Appearance has for ages been the object of anxieties that led institution to try and regulate it in order to maintain a defined social order. One of the ways in which this kind of control has been exercised was trough the emanation of laws limiting the possibility to use fashion in order to perform an identity different from the one prescribed by one’s position in society.

Fragment of Silk Brocade, 17th century, Courtesy Les Arts Decoratifs, All Rights Reserved

The term ‘sumptuary’ derives from the latin sumptus, which refers to cost, or to the act of spending. Sumptuary laws were made to clearly define hierarchies in society, above all to safeguard morality and control the social body in its clear definition in classes. Given that appearance was charged of great values, insofar it was the first and more immediate way in which people presented their self to the world, most of these laws had to do with preventing people to ‘self-fashion’ themselves in ways that did not conform to their rank, class or social status.
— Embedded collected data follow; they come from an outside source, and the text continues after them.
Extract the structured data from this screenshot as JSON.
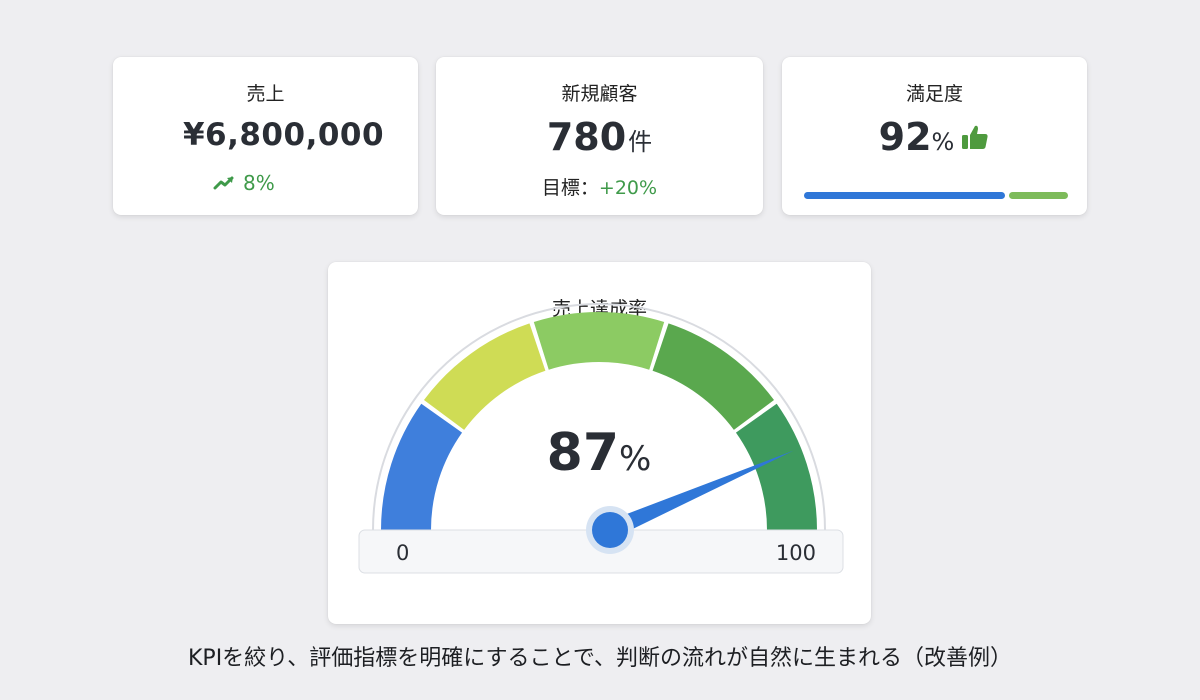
{
  "cards": {
    "sales": {
      "title": "売上",
      "value": "¥6,800,000",
      "trend": "8%"
    },
    "customers": {
      "title": "新規顧客",
      "value": "780",
      "unit": "件",
      "target_label": "目標：",
      "target_value": "+20%"
    },
    "satisfaction": {
      "title": "満足度",
      "value": "92",
      "unit": "%",
      "progress": 0.76
    }
  },
  "gauge": {
    "title": "売上達成率",
    "value": 87,
    "value_label": "87",
    "unit": "%",
    "min_label": "0",
    "max_label": "100"
  },
  "caption": "KPIを絞り、評価指標を明確にすることで、判断の流れが自然に生まれる（改善例）",
  "colors": {
    "accent_blue": "#2f77d8",
    "positive_green": "#3f9a4a",
    "gauge_segments": [
      "#3f7fdc",
      "#cfdc55",
      "#8ccb63",
      "#5aa84e",
      "#3e9a5e"
    ]
  }
}
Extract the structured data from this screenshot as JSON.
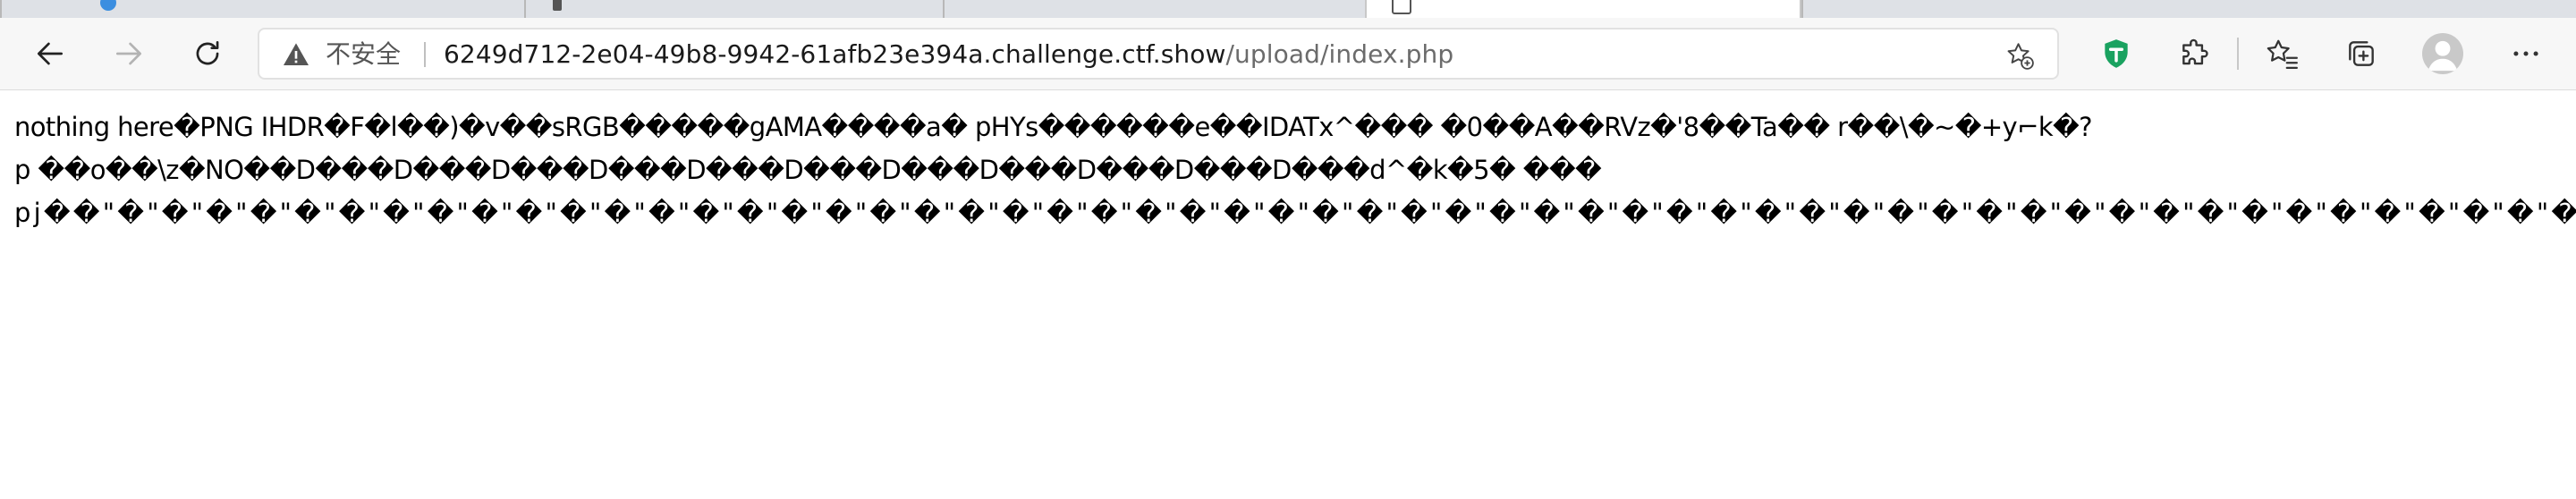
{
  "browser": {
    "security_label": "不安全",
    "url_host": "6249d712-2e04-49b8-9942-61afb23e394a.challenge.ctf.show",
    "url_path": "/upload/index.php",
    "icons": {
      "back": "arrow-left-icon",
      "forward": "arrow-right-icon",
      "reload": "reload-icon",
      "warning": "warning-triangle-icon",
      "favorite": "star-plus-icon",
      "extension_shield": "green-shield-icon",
      "extensions": "puzzle-icon",
      "favorites": "favorites-star-list-icon",
      "collections": "collections-icon",
      "profile": "profile-avatar-icon",
      "menu": "more-dots-icon"
    },
    "colors": {
      "tab_bar": "#dee1e6",
      "toolbar": "#f7f7f7",
      "shield": "#1aa260",
      "tab_icon_blue": "#3b8ee0"
    }
  },
  "page": {
    "lines": [
      "nothing here�PNG  IHDR�F�l��)�v��sRGB�����gAMA����a� pHYs������e��IDATx^��� �0��A��RVz�'8��Ta�� r��\\�~�+y⌐k�?",
      "p ��o��\\z�NO��D���D���D���D���D���D���D���D���D���D���D���d^�k�5� ���",
      "pj��\"�\"�\"�\"�\"�\"�\"�\"�\"�\"�\"�\"�\"�\"�\"�\"�\"�\"�\"�\"�\"�\"�\"�\"�\"�\"�\"�\"�\"�\"�\"�\"�\"�\"�\"�\"�\"�\"�\"�\"�\"�\"�\"�\"�\"�\"�\"�\"�\"�\"�\"�\"�\"�\"�\"�\"�\"�\"�\"�\"�\"�\"�\"�\""
    ]
  }
}
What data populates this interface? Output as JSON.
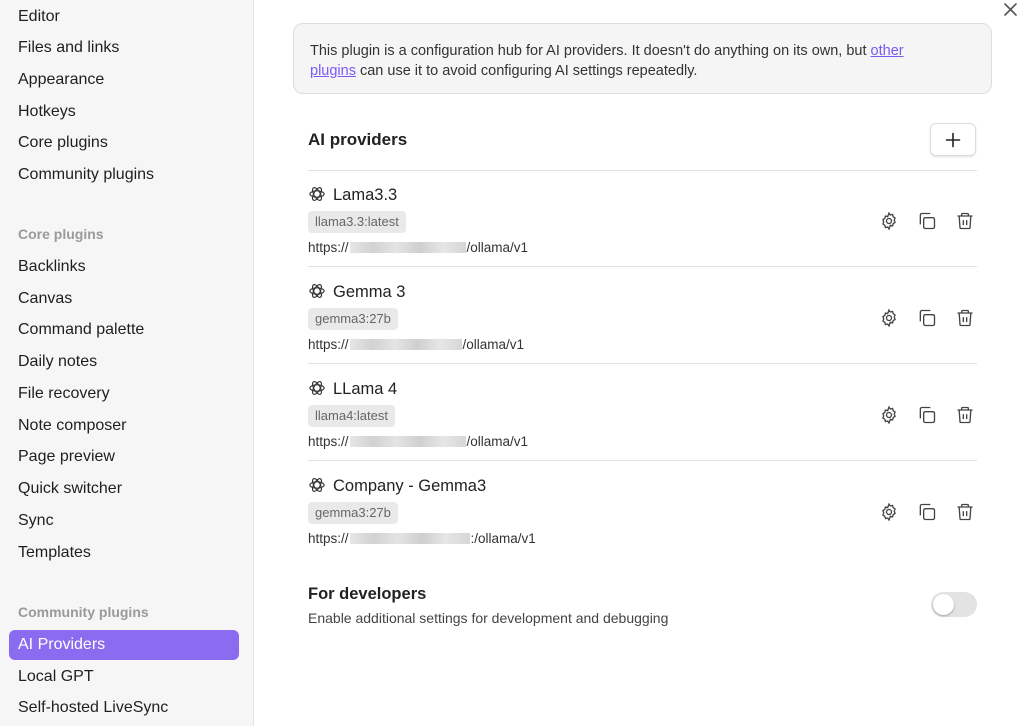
{
  "sidebar": {
    "options_items": [
      {
        "label": "Editor"
      },
      {
        "label": "Files and links"
      },
      {
        "label": "Appearance"
      },
      {
        "label": "Hotkeys"
      },
      {
        "label": "Core plugins"
      },
      {
        "label": "Community plugins"
      }
    ],
    "core_heading": "Core plugins",
    "core_items": [
      {
        "label": "Backlinks"
      },
      {
        "label": "Canvas"
      },
      {
        "label": "Command palette"
      },
      {
        "label": "Daily notes"
      },
      {
        "label": "File recovery"
      },
      {
        "label": "Note composer"
      },
      {
        "label": "Page preview"
      },
      {
        "label": "Quick switcher"
      },
      {
        "label": "Sync"
      },
      {
        "label": "Templates"
      }
    ],
    "community_heading": "Community plugins",
    "community_items": [
      {
        "label": "AI Providers",
        "active": true
      },
      {
        "label": "Local GPT"
      },
      {
        "label": "Self-hosted LiveSync"
      }
    ]
  },
  "info": {
    "text_before": "This plugin is a configuration hub for AI providers. It doesn't do anything on its own, but ",
    "link_part1": "other",
    "link_part2": "plugins",
    "text_after": " can use it to avoid configuring AI settings repeatedly."
  },
  "providers_heading": "AI providers",
  "providers": [
    {
      "name": "Lama3.3",
      "model": "llama3.3:latest",
      "url_prefix": "https://",
      "url_suffix": "/ollama/v1"
    },
    {
      "name": "Gemma 3",
      "model": "gemma3:27b",
      "url_prefix": "https://",
      "url_suffix": "/ollama/v1"
    },
    {
      "name": "LLama 4",
      "model": "llama4:latest",
      "url_prefix": "https://",
      "url_suffix": "/ollama/v1"
    },
    {
      "name": "Company - Gemma3",
      "model": "gemma3:27b",
      "url_prefix": "https://",
      "url_suffix": ":/ollama/v1"
    }
  ],
  "developers": {
    "title": "For developers",
    "description": "Enable additional settings for development and debugging",
    "enabled": false
  },
  "colors": {
    "accent": "#8b6cf0",
    "link": "#7a5af5",
    "sidebar_bg": "#f6f6f6"
  },
  "icons": {
    "close": "close-icon",
    "add": "plus-icon",
    "provider": "openai-logo-icon",
    "settings": "gear-icon",
    "duplicate": "copy-icon",
    "delete": "trash-icon"
  }
}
Sumptuary laws have been originally used by the clergy, whose hierarchy was visually and materially defined by the vestments. Then, secular institutions nobility used them to limit the growing power of the bourgeoisie, preventing the new, dynamic class to imitate or, worse, to provoke the emergence of new fashions. Some social groups were targeted with the precise request to dress some badges in order to be recognisable: this is the case, for instance, of prostitutes, but also of people belonging to precise religious beliefs.

Chausuble made of two different velvets and embroidered in silver thread, probably 15th century, Courtesy Victoria and Albert Museum CC BY

These kind of laws were usually very detailed, indicating what colours, materials and styles were prescribed for each class, age and sex. Precious materials such as gold and silks were the most targeted. The Tudor dynasty in England is remembered to have enforced many sumptuary laws, even though these were often ignored.

Sumptuary laws have been also used to limit importations in favour of the promotion of national productions; some historians have argued that even in recent times attempts to make a state self-sufficient – as happened in Fascist Italy with Autarchic policies – could be read as attempt to create a sense of deep nationhood by ultimately controlling the surface – the ‘look’ - of the people.